C’è una generazione di attori italiani che Gomorra ha trasformato in star internazionali, e il 2026 sembra l’anno in cui quella trasformazione si compie del tutto. Questa volta, non come volti di una serie, ma come autori, registi, protagonisti di progetti profondamente personali. Fortunato Cerlino, Salvatore Esposito, Marco D’Amore, Arturo Muselli: ognuno a modo suo sta riscrivendo la propria carriera, lontano dalle strade di Napoli dove tutto è cominciato. Ecco, dunque i film che usciranno in questo 2026 e in cui vedremo alcuni dei protagonisti di Gomorra.

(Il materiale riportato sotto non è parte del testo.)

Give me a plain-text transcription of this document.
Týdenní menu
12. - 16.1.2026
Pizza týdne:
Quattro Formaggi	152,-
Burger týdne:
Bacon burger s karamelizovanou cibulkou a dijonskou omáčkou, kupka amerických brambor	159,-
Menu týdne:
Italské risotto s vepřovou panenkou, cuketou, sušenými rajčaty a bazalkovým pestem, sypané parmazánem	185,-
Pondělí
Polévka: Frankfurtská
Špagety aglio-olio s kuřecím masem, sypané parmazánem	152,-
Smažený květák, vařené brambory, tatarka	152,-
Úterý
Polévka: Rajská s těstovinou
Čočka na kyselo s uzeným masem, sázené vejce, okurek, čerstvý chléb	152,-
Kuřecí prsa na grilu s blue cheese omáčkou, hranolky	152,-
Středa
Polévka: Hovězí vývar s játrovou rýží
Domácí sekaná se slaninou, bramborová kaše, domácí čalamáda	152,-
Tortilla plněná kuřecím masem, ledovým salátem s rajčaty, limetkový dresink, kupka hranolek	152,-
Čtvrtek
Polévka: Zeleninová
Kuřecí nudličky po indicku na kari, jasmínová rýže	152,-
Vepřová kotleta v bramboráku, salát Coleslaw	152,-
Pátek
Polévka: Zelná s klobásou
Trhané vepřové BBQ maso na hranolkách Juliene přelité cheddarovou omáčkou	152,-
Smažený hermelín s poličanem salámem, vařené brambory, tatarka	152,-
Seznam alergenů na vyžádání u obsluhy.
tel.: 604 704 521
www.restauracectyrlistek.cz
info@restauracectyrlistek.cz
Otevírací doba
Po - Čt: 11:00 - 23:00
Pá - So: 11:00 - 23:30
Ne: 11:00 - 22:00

Da Gomorra al grande schermo, gli attori della serie che presto vedremo al cinema
Hanno fatto sognare milioni di persone con le loro personalità, tutte diverse, ma impattanti, nella serie Gomorra. Il 2026 potrebbe passare alla storia come l’anno in cui proprio Gomorra ha vinto anche al cinema. Non la serie, non i personaggi, ma gli uomini che li hanno incarnati. Fortunato Cerlino debutta alla regia, Marco D’Amore torna protagonista in un film presentato a Taormina, Salvatore Esposito si reinventa attore drammatico e Arturo Muselli entra nel cast del sequel di Peaky Blinders. Ma vediamo nello specifico dove li vedremo e cosa faranno.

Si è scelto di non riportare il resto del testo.